I can’t quite believe it, but it’s more than 2 years since I launched Braintastic! Science and it’s wonderful to see how we have grown. We now have a team of 6 presenters, and so far, have reached over 160,000 young people, so I wanted to take a moment to reflect on what my aims were when I started the organisation.
Primarily, Braintastic! Science aims to help teachers and students
understand the science of their amazing brains, and use it to get the best out of them and boost learning. We translate trusted scientific research into fun, narrative driven science shows and activities, which show kids that learning can be enjoyable, and something that we should continue throughout our lives. Our content promotes curiosity, encouraging kids to ask questions, and highlighting the importance of learning and thinking scientifically. And most importantly, our interactive stage shows are great fun! We also give teachers confidence to apply valid psychology and neuroscience research in their lessons – for example by sharing science based tips, tricks and resources via this blog!

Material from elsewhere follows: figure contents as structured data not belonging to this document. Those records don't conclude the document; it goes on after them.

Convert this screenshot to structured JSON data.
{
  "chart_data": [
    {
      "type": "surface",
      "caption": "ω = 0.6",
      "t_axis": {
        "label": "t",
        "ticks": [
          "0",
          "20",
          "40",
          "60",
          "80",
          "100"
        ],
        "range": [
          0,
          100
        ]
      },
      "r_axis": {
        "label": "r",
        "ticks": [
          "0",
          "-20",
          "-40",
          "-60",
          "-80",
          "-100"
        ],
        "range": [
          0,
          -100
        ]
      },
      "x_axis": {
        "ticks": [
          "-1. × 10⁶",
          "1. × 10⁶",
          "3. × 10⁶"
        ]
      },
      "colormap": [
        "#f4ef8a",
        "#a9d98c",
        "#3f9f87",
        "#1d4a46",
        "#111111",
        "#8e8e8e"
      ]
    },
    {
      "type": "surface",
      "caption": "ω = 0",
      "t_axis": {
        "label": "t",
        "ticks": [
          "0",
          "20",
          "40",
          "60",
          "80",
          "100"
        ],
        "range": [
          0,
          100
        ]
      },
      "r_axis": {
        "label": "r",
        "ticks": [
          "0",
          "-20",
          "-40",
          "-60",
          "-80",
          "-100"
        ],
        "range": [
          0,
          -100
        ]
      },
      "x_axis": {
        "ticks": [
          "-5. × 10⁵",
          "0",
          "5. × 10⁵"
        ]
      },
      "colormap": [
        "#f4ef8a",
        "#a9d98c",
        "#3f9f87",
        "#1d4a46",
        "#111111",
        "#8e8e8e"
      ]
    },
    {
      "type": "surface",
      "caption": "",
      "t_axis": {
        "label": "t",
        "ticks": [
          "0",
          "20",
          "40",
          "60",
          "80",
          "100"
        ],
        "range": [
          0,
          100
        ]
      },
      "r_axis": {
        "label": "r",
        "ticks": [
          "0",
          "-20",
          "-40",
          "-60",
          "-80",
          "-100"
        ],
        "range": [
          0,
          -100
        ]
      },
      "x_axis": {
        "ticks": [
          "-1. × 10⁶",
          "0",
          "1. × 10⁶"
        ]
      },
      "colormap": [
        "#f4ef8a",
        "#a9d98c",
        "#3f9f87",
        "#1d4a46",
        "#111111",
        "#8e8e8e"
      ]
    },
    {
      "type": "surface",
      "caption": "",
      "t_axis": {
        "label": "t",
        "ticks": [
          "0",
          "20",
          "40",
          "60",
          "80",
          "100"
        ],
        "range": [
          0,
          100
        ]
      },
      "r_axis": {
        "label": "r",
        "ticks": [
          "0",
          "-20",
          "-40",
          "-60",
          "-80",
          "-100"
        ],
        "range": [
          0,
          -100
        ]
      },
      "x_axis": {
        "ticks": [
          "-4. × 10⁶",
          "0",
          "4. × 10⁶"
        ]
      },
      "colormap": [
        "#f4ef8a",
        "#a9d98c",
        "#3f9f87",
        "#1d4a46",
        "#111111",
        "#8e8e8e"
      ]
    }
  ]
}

I think there is huge value in learning about our brains, to help us understand the way we behave and also how we can empathize with and relate to other people around us. For example, if you find out a little bit about memories stored in the brain and how you learn new things, you might be able to be more efficient with your learning and adopt the best techniques for revision. If you understand how your brain develops as you go from a child to a teenager to an adult, you might appreciate why certain things feel like such a big deal to us at each stage in our life. This might help adults empathize with young people, and vice versa. And, vitally, the more we understand about our brains, the better we can protect our own mental well-being, in schools and at home, as well as help those around us who might be struggling. It is vital we show children that it is ok to talk about your feelings and share what is on their minds. We hope that by helping kids and teenagers to understand their own mental well-being, and that of others, we can help build a more empathetic and resilient society.
I also wanted Braintastic! Science to show young people that anyone can do science- whatever their background. We believe that science is an important part of everyday life, and should be available to everyone, whatever their gender, race, or socioeconomic background. For too long, images of scientists have been of old white men with wild hair- and that’s something I was really keen to fight against in Braintastic! Science. Science isn’t full of ‘lone geniuses’- it’s collaborative, and done by a whole range of different types of people. And there are so many fantastic, diverse, people out there who are great role models, including these fab women in STEM we highlighted in a recent blog.
All our presenters are brain experts, with at least one degree related to neuroscience or psychology, as well as being fantastic communicators and storytellers. I am really proud of the diverse routes my presenters took into science and hope that their stories will help in smashing stereotypes that are so persistent in STEM and inspiring the next generation of scientists. We also aim for our content to be as inclusive as possible, and work with schools to accommodate any specific needs their students might have. I am also working to make my group of presenters more diverse, by launching the Braintastic! Science mentoring programme, to help support people from underrepresented backgrounds who are interested in science communication.
As well as these more altruistic reasons to found Braintastic! Science, I had a selfish reason too. I love everything about presenting on stage and talking to young people about their brains, so this is my way of continuing to do that. My favourite part of any show is always the Q&A that we do at the end. I love hearing kids’ questions about the brain. They ask the most fantastic things and they always keep me on my toes. I've been doing this for ten years now and yet almost every time there is a question that I haven't answered before. Sometimes it's something that I know the answer to, and that's great. Sometimes it's something that probably has an answer, but I don't know it and I have to admit that – and tell them that I'm going to go away and look it up. But often the questions simply don't have an answer because there's so much that we don't know about neuroscience. I love sharing unanswered science questions with the kids because maybe some of them will go on to be neuroscientists and be the ones who find the answer to that question! I find that thought really exciting.